Em conversa com o JB, Jacob Kligerman destacou que não é sensato abandonar o tratamento tradicional. “Não existe nenhum trabalho aprofundado sobre essa substância na literatura, ela não passou por várias fases exigidas para colocar no mercado um medicamento anti-câncer, então se trata de mais uma droga que provavelmente decepcionará os pacientes que abandonarem o tratamento tradicional, comprovado clinicamente. Não vejo nenhuma vantagem nisso”, enfatizou.

Ministério da Saúde cria grupo de trabalho para estudar a fosfoetanolamina
Em resposta à polêmica, o Ministério da Saúde decidiu criar um grupo de trabalho para estudar a “pílula do câncer”. Após ter acesso ao texto que deverá ser publicado no Diário Oficial da União nesta sexta-feira (30), o Estado de S. Paulo informou que haverá um prazo de 60 dias para que a comissão apresente uma linha básica de atuação. Ainda assim, é preciso que o grupo que desenvolveu a substância dê seu aval para novas pesquisas.

"Nunca foi feito nada disso. Se criou uma tensão nacional. A grande preocupação é que pessoas deixem de fazer o tratamento adequado para usar um produto que não tem eficácia comprovada", afirmou o chefe da pasta, Marcelo Castro. A ideia seria envolver o Instituto do Câncer e a Fiocruz nos estudos, que serão financiados pelo ministério. O ministro ainda fez um apelo para que os pacientes não utilizem a substância até que ela seja devidamente testada.

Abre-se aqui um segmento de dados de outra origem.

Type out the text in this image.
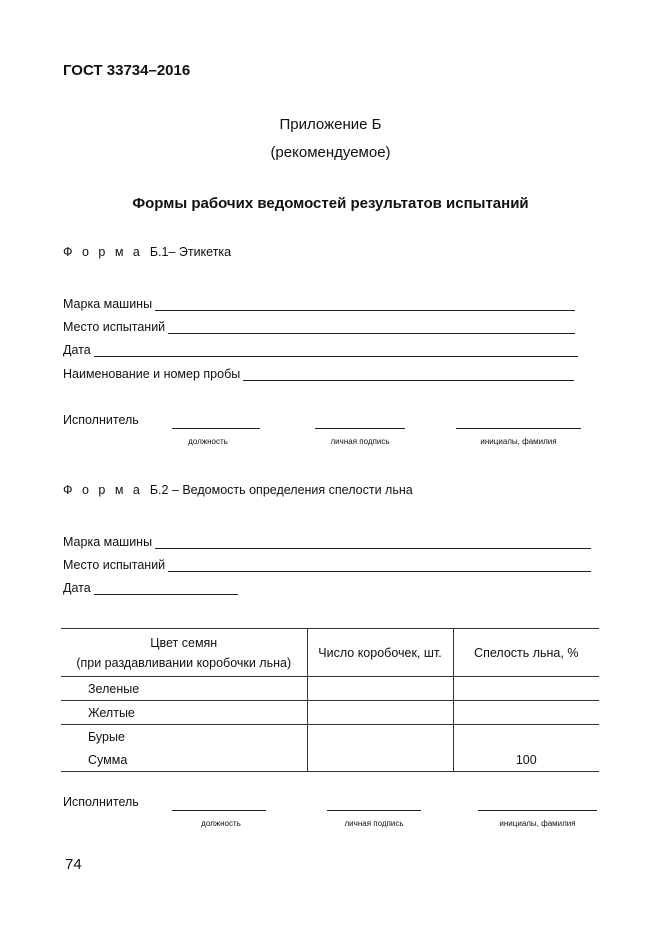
ГОСТ 33734–2016
Приложение Б
(рекомендуемое)
Формы рабочих ведомостей результатов испытаний
Ф о р м а Б.1– Этикетка
Марка машины
Место испытаний
Дата
Наименование и номер пробы
Исполнитель
должность	личная подпись	инициалы, фамилия
Ф о р м а Б.2 – Ведомость определения спелости льна
Марка машины
Место испытаний
Дата
Цвет семян
(при раздавливании коробочки льна)	Число коробочек, шт.	Спелость льна, %
Зеленые		
Желтые		
Бурые		
Сумма		100
Исполнитель
должность	личная подпись	инициалы, фамилия
74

"É temerário. Não sabemos os efeitos que ela pode causar. Não quero entrar no mérito de porque testes não foram feitos até agora. O importante é esclarecer", opinou. Ele ainda afastou as hipóteses de que a droga não é comercializada por pressões de grandes grupos econômicos e assegurou que as próximas etapas serão conduzidas de forma ágil.